A twenty-four-year-old man preserved the following picture from the fifth year of his life: In the garden of a summer-house he sat on a stool next to his aunt, who was engaged in teaching him the alphabet. He found difficulty in distinguishing the letter m from n, and he begged his aunt to tell him how to tell one from the other. His aunt called his attention to the fact that the letter m had one whole portion (a stroke) more than the letter n. There was no reason to dispute the reliability of this childhood recollection; its meaning, however, was discovered only later, when it showed itself to be the symbolic representation of another boyish inquisitiveness. For just as he wanted to know the difference between m and n at that time, so he concerned himself later about the difference between boy and girl, and he would have been willing that just this aunt should be his teacher. He also discovered that the difference was a similar one; that the boy again had one whole portion more than the girl, and at the time of this recognition his memory awoke to the corresponding childish inquisitiveness.
I would like to show by one more example the sense that may be gained by a childhood reminiscence through analytic work, although it may seem to contain no sense before. In my forty-third year, when I began to interest myself in what remained in my memory of my own childhood, a scene struck me which for a long time, as I afterwards believed, had repeatedly come to consciousness, and which through reliable identification could be traced to a period before the completion of my third year. I saw myself in front of a chest, the door of which was held open by my half-brother, twenty years my senior. I stood there demanding something and screaming; my mother, pretty and slender, then suddenly entered the room, as if returning from the street.

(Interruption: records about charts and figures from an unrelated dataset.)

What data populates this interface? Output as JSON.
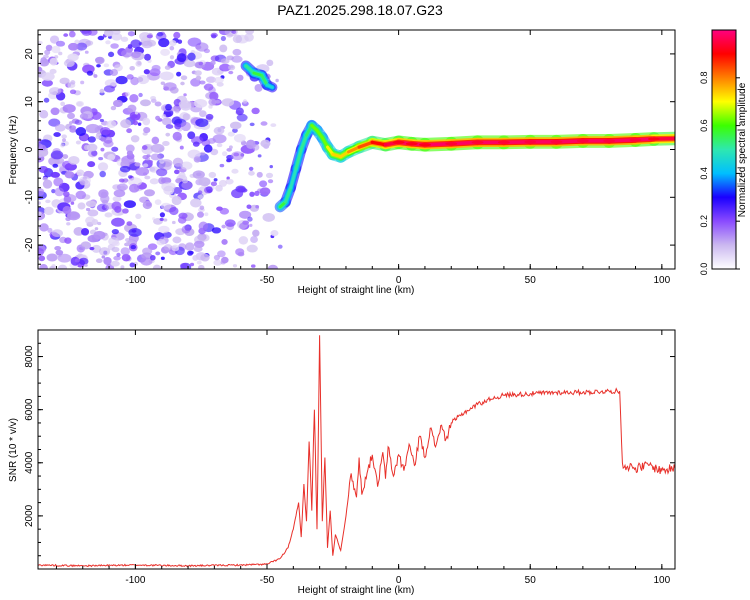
{
  "figure_title": "PAZ1.2025.298.18.07.G23",
  "chart_data": [
    {
      "type": "heatmap",
      "panel": "spectrogram",
      "xlabel": "Height of straight line (km)",
      "ylabel": "Frequency (Hz)",
      "xlim": [
        -137,
        105
      ],
      "ylim": [
        -25,
        25
      ],
      "xticks": [
        -100,
        -50,
        0,
        50,
        100
      ],
      "yticks": [
        -20,
        -10,
        0,
        10,
        20
      ],
      "colorbar": {
        "label": "Normalized spectral amplitude",
        "range": [
          0,
          1
        ],
        "ticks": [
          0.0,
          0.2,
          0.4,
          0.6,
          0.8
        ],
        "tick_labels": [
          "0.0",
          "0.2",
          "0.4",
          "0.6",
          "0.8"
        ],
        "stops": [
          "#ffffff",
          "#cbb8f0",
          "#8a4bff",
          "#1a00ff",
          "#00bfff",
          "#2ee8b0",
          "#3cff00",
          "#ffff00",
          "#ff8000",
          "#ff0000",
          "#ff0080"
        ]
      },
      "noise_region_x": [
        -137,
        -52
      ],
      "ridge": [
        {
          "x": -58,
          "f": 17.5,
          "a": 0.45
        },
        {
          "x": -55,
          "f": 16.0,
          "a": 0.5
        },
        {
          "x": -52,
          "f": 15.5,
          "a": 0.55
        },
        {
          "x": -50,
          "f": 13.5,
          "a": 0.45
        },
        {
          "x": -48,
          "f": 13.0,
          "a": 0.4
        },
        {
          "x": -45,
          "f": -12.0,
          "a": 0.55
        },
        {
          "x": -43,
          "f": -11.0,
          "a": 0.5
        },
        {
          "x": -41,
          "f": -8.0,
          "a": 0.45
        },
        {
          "x": -39,
          "f": -4.0,
          "a": 0.45
        },
        {
          "x": -37,
          "f": 0.0,
          "a": 0.5
        },
        {
          "x": -35,
          "f": 3.0,
          "a": 0.45
        },
        {
          "x": -33,
          "f": 5.0,
          "a": 0.55
        },
        {
          "x": -31,
          "f": 4.0,
          "a": 0.6
        },
        {
          "x": -29,
          "f": 2.5,
          "a": 0.55
        },
        {
          "x": -27,
          "f": 0.5,
          "a": 0.6
        },
        {
          "x": -25,
          "f": -1.0,
          "a": 0.7
        },
        {
          "x": -22,
          "f": -1.5,
          "a": 0.65
        },
        {
          "x": -19,
          "f": -0.5,
          "a": 0.7
        },
        {
          "x": -15,
          "f": 0.5,
          "a": 0.75
        },
        {
          "x": -10,
          "f": 1.5,
          "a": 0.8
        },
        {
          "x": -5,
          "f": 1.0,
          "a": 0.85
        },
        {
          "x": 0,
          "f": 1.5,
          "a": 0.9
        },
        {
          "x": 5,
          "f": 1.2,
          "a": 0.9
        },
        {
          "x": 10,
          "f": 1.0,
          "a": 0.9
        },
        {
          "x": 20,
          "f": 1.2,
          "a": 0.92
        },
        {
          "x": 30,
          "f": 1.5,
          "a": 0.92
        },
        {
          "x": 40,
          "f": 1.5,
          "a": 0.92
        },
        {
          "x": 50,
          "f": 1.6,
          "a": 0.93
        },
        {
          "x": 60,
          "f": 1.6,
          "a": 0.93
        },
        {
          "x": 70,
          "f": 1.8,
          "a": 0.93
        },
        {
          "x": 80,
          "f": 1.8,
          "a": 0.93
        },
        {
          "x": 90,
          "f": 2.0,
          "a": 0.93
        },
        {
          "x": 97,
          "f": 2.2,
          "a": 0.9
        },
        {
          "x": 105,
          "f": 2.3,
          "a": 0.85
        }
      ]
    },
    {
      "type": "line",
      "panel": "snr",
      "xlabel": "Height of straight line (km)",
      "ylabel": "SNR (10 * v/v)",
      "xlim": [
        -137,
        105
      ],
      "ylim": [
        0,
        9000
      ],
      "xticks": [
        -100,
        -50,
        0,
        50,
        100
      ],
      "yticks": [
        2000,
        4000,
        6000,
        8000
      ],
      "color": "#e8302a",
      "series": [
        {
          "name": "SNR",
          "x": [
            -137,
            -120,
            -100,
            -80,
            -60,
            -50,
            -45,
            -42,
            -40,
            -38,
            -37,
            -36,
            -35,
            -34,
            -33,
            -32,
            -31,
            -30,
            -29,
            -28,
            -27,
            -26,
            -25,
            -24,
            -22,
            -20,
            -18,
            -16,
            -15,
            -14,
            -12,
            -10,
            -8,
            -6,
            -5,
            -4,
            -2,
            0,
            2,
            4,
            6,
            8,
            10,
            12,
            14,
            16,
            18,
            20,
            25,
            30,
            35,
            40,
            50,
            60,
            70,
            80,
            84,
            85,
            86,
            90,
            95,
            100,
            105
          ],
          "values": [
            150,
            120,
            150,
            120,
            150,
            180,
            400,
            800,
            1500,
            2500,
            1200,
            3200,
            1800,
            4800,
            2200,
            6000,
            1500,
            8800,
            1800,
            4200,
            800,
            2200,
            500,
            1300,
            700,
            2000,
            3600,
            2700,
            4200,
            2800,
            3600,
            4300,
            3100,
            4400,
            3400,
            4600,
            3500,
            4300,
            3700,
            4700,
            3900,
            5000,
            4200,
            5300,
            4600,
            5400,
            4900,
            5500,
            5900,
            6200,
            6400,
            6550,
            6600,
            6650,
            6650,
            6700,
            6700,
            4000,
            3900,
            3800,
            3900,
            3700,
            3800
          ]
        }
      ]
    }
  ]
}
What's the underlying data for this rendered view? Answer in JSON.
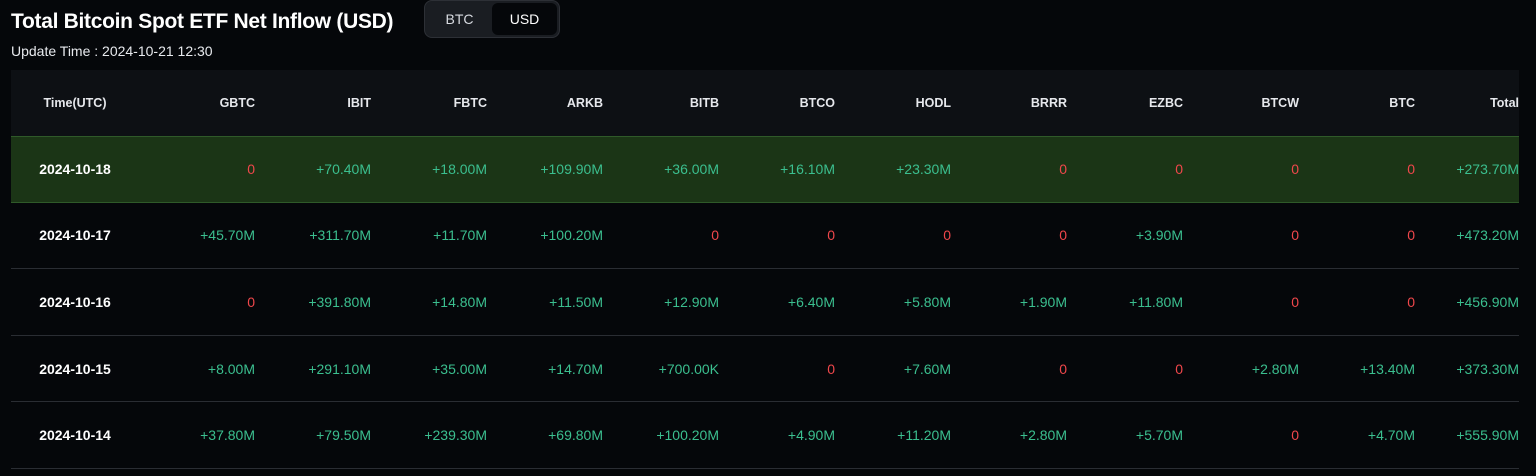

In these words I formulated this scene so vividly seen, which, however, furnished no other clue. Whether my brother wished to open or lock the chest (in the first explanation it was a “cupboard”), why I cried, and what bearing the arrival of my mother had, all these questions were dim to me; I was tempted to explain to myself that it dealt with the memory of a hoax by my older brother, which was interrupted by my mother. Such misunderstandings of childhood scenes retained in memory are not uncommon; we recall a situation, but it is not centralized; we do not know on which of the elements to place the psychic accent. Analytic effort led me to an entirely unexpected solution of the picture. I missed my mother and began to suspect that she was locked in this cupboard or chest, and therefore demanded that my brother should unlock it. As he obliged me, and I became convinced that she was not in the chest, I began to cry; this is the moment firmly retained in the memory, which was directly followed by the appearance of my mother, who appeased my worry and anxiety.